By Molly McMillin
Bombardier Aerospace will highlight its Wichita-built Learjet 75 aircraft at this year’s National Business Aviation Association’s annual convention in Orlando, Fla.
It’s bringing a Learjet 75 mock-up and test aircraft to the show as part of its lineup of products, the company said.
The aircraft is a significant upgrade to its Learjet 45.
“We know this jet will make a splash at this year’s show,” Bombardier Business Aircraft president Steve Ridolfi said in a statement.
The company is also bringing the mock-up of its new Learjet 85, a Learjet 45XR and a Learjet 60XR, built in Wichita, and the Global 6000, Challenger 605 and Challenger 300.
The NBAA convention will open as a Machinists union strike at the Learjet factory enters its fourth week.
Union members rejected the company’s proposal of a new labor contract and voted to walk off the job. The strike began Oct. 8. The union represents about 825 of the plant’s 3,000 employees.
There are no plans yet to return to the bargaining table.
The work stoppage hasn’t changed the company’s plan for the show, said Learjet spokeswoman Peggy Gross.
“I’m sure there will be customers that have concerns,” Gross said. But the company has been in communication with them before the strike and after it began.
“We plan to meet their needs,” Gross said.
Learjet officials say they don’t expect customers to cancel any orders as a result of the work stoppage.
“This strike won’t last forever,” Gross said, although “it seems like a long time for us, and I’m sure for the strikers.”
Bombardier is hosting a media event on Sunday in which fractional ownership provider NetJets will take delivery of a Global 6000.
And it’s holding a news conference on Tuesday to make a customer service announcement.
The new, clean-sheet Learjet 85 development is going well, company officials say.
And the Learjet 70 and 75 is “tracking well,” they say.
The planes will undergo final assembly in Wichita.
“We’re feeling good about what’s going on,” Bombardier Learjet vice president and general manager Ralph Acs said of the projects in a media tour of the factory in mid-September.
The company is making a major investment at its Wichita site to take on the work.
“If it’s a Learjet, we want it to be here,” Acs said.
The growth of the Learjet 85 has brought a lot of capabilities to Wichita, including an engineering center of excellence where engineers are involved in other Bombardier projects besides the Learjet line.
At the same time, the market remains difficult, he said.
“It’s a market that has struggled for a period of time,” Acs said, with a lot of pricing pressure.
But the tough conditions provide an opportunity to review and improve processes.
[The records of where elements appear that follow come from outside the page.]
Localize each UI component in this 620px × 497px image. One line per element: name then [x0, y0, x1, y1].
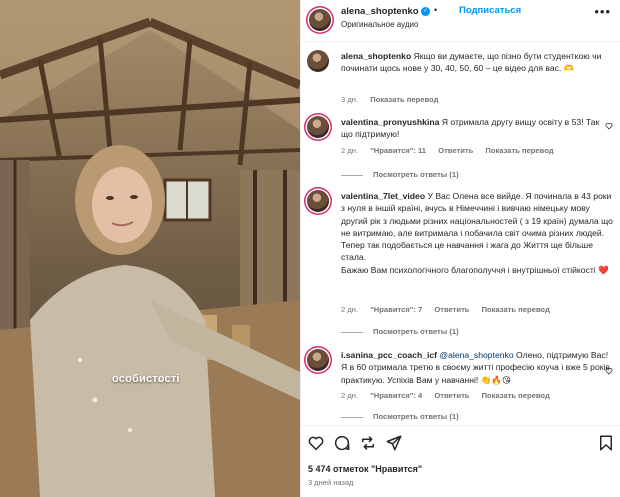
caption-meta: 3 дн. Показать перевод [341, 95, 448, 104]
repost-icon[interactable] [359, 434, 377, 452]
comment-reply-link[interactable]: Ответить [434, 305, 469, 314]
caption-avatar[interactable] [307, 50, 329, 72]
comment-reply-link[interactable]: Ответить [434, 391, 469, 400]
replies-divider-line [341, 331, 363, 333]
comment-likes-count[interactable]: "Нравится": 7 [370, 305, 422, 314]
comment-item: i.sanina_pcc_coach_icf @alena_shoptenko … [301, 347, 620, 425]
comment-body: У Вас Олена все вийде. Я починала в 43 р… [341, 191, 613, 275]
comment-text: i.sanina_pcc_coach_icf @alena_shoptenko … [341, 349, 613, 386]
comments-list[interactable]: alena_shoptenko Якщо ви думаєте, що пізн… [301, 42, 620, 425]
post-caption: alena_shoptenko Якщо ви думаєте, що пізн… [301, 48, 620, 108]
comment-age: 2 дн. [341, 305, 359, 314]
author-username[interactable]: alena_shoptenko [341, 6, 419, 17]
comment-reply-link[interactable]: Ответить [438, 146, 473, 155]
post-actions-footer: 5 474 отметок "Нравится" 3 дней назад [301, 425, 620, 497]
comment-like-heart-icon[interactable] [605, 367, 613, 375]
comment-age: 2 дн. [341, 146, 359, 155]
view-replies-label[interactable]: Посмотреть ответы (1) [373, 170, 459, 179]
save-bookmark-icon[interactable] [597, 434, 615, 452]
comment-meta: 2 дн. "Нравится": 4 Ответить Показать пе… [341, 391, 560, 400]
view-replies-label[interactable]: Посмотреть ответы (1) [373, 327, 459, 336]
more-options-icon[interactable]: ••• [594, 4, 611, 19]
comment-item: valentina_7let_video У Вас Олена все вий… [301, 188, 620, 340]
author-avatar[interactable] [309, 9, 331, 31]
caption-translate-link[interactable]: Показать перевод [370, 95, 438, 104]
caption-username[interactable]: alena_shoptenko [341, 51, 411, 61]
view-replies-label[interactable]: Посмотреть ответы (1) [373, 412, 459, 421]
caption-age: 3 дн. [341, 95, 359, 104]
post-date: 3 дней назад [308, 478, 354, 487]
replies-divider-line [341, 174, 363, 176]
comment-translate-link[interactable]: Показать перевод [482, 305, 550, 314]
view-replies-link[interactable]: Посмотреть ответы (1) [341, 412, 459, 421]
comment-translate-link[interactable]: Показать перевод [485, 146, 553, 155]
comment-avatar[interactable] [307, 190, 329, 212]
comment-mention[interactable]: @alena_shoptenko [439, 350, 513, 360]
video-frame [0, 0, 300, 497]
comment-like-heart-icon[interactable] [605, 122, 613, 130]
comment-likes-count[interactable]: "Нравится": 4 [370, 391, 422, 400]
post-header: alena_shoptenko ✓ • Подписаться Оригинал… [301, 0, 620, 42]
follow-button[interactable]: Подписаться [459, 5, 521, 16]
comment-username[interactable]: valentina_pronyushkina [341, 117, 439, 127]
comment-item: valentina_pronyushkina Я отримала другу … [301, 114, 620, 186]
likes-count[interactable]: 5 474 отметок "Нравится" [308, 464, 422, 474]
share-send-icon[interactable] [385, 434, 403, 452]
comment-avatar[interactable] [307, 116, 329, 138]
comment-age: 2 дн. [341, 391, 359, 400]
comment-avatar[interactable] [307, 349, 329, 371]
post-viewer: особистості alena_shoptenko ✓ • Подписат… [0, 0, 620, 497]
comment-likes-count[interactable]: "Нравится": 11 [370, 146, 426, 155]
verified-badge-icon: ✓ [421, 7, 430, 16]
separator-dot: • [434, 5, 438, 15]
like-heart-icon[interactable] [307, 434, 325, 452]
replies-divider-line [341, 416, 363, 418]
view-replies-link[interactable]: Посмотреть ответы (1) [341, 170, 459, 179]
audio-label[interactable]: Оригинальное аудио [341, 20, 418, 29]
comment-username[interactable]: i.sanina_pcc_coach_icf [341, 350, 437, 360]
post-video[interactable]: особистості [0, 0, 300, 497]
comment-meta: 2 дн. "Нравится": 7 Ответить Показать пе… [341, 305, 560, 314]
comment-translate-link[interactable]: Показать перевод [482, 391, 550, 400]
post-side-panel: alena_shoptenko ✓ • Подписаться Оригинал… [300, 0, 620, 497]
comment-username[interactable]: valentina_7let_video [341, 191, 425, 201]
comment-bubble-icon[interactable] [333, 434, 351, 452]
comment-text: valentina_pronyushkina Я отримала другу … [341, 116, 613, 141]
comment-text: valentina_7let_video У Вас Олена все вий… [341, 190, 613, 276]
caption-text: alena_shoptenko Якщо ви думаєте, що пізн… [341, 50, 613, 75]
comment-meta: 2 дн. "Нравится": 11 Ответить Показать п… [341, 146, 564, 155]
video-caption-overlay: особистості [112, 373, 180, 385]
view-replies-link[interactable]: Посмотреть ответы (1) [341, 327, 459, 336]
For example, the company has shifted some first-shift employees to second shift to balance operations and has become more efficient in manufacturing processes, such as changing the timing of when some work gets done on an airplane into a more logical sequence.
Those improvements are paying off; they’re expected to shrink the time it takes to build a Learjet by more than 40 percent and reduce inventory by 25 percent to 30 percent.
That saves money, officials said.
The downturn is also a good time to develop products.
When you come out of the down market, there are fresh, new products available, Acs said. “I think there’s an opportunity between the 75 and the 85,” Acs said.
“The notion all along was you can come up with a new platform (the Learjet 85) and spin that into other things,” he said.
“So a Learjet 80?” asked a visitor.
“It could be 81; it could be 90,” Acs said, laughing.
The first production Learjet 75 is expected to fly early next year.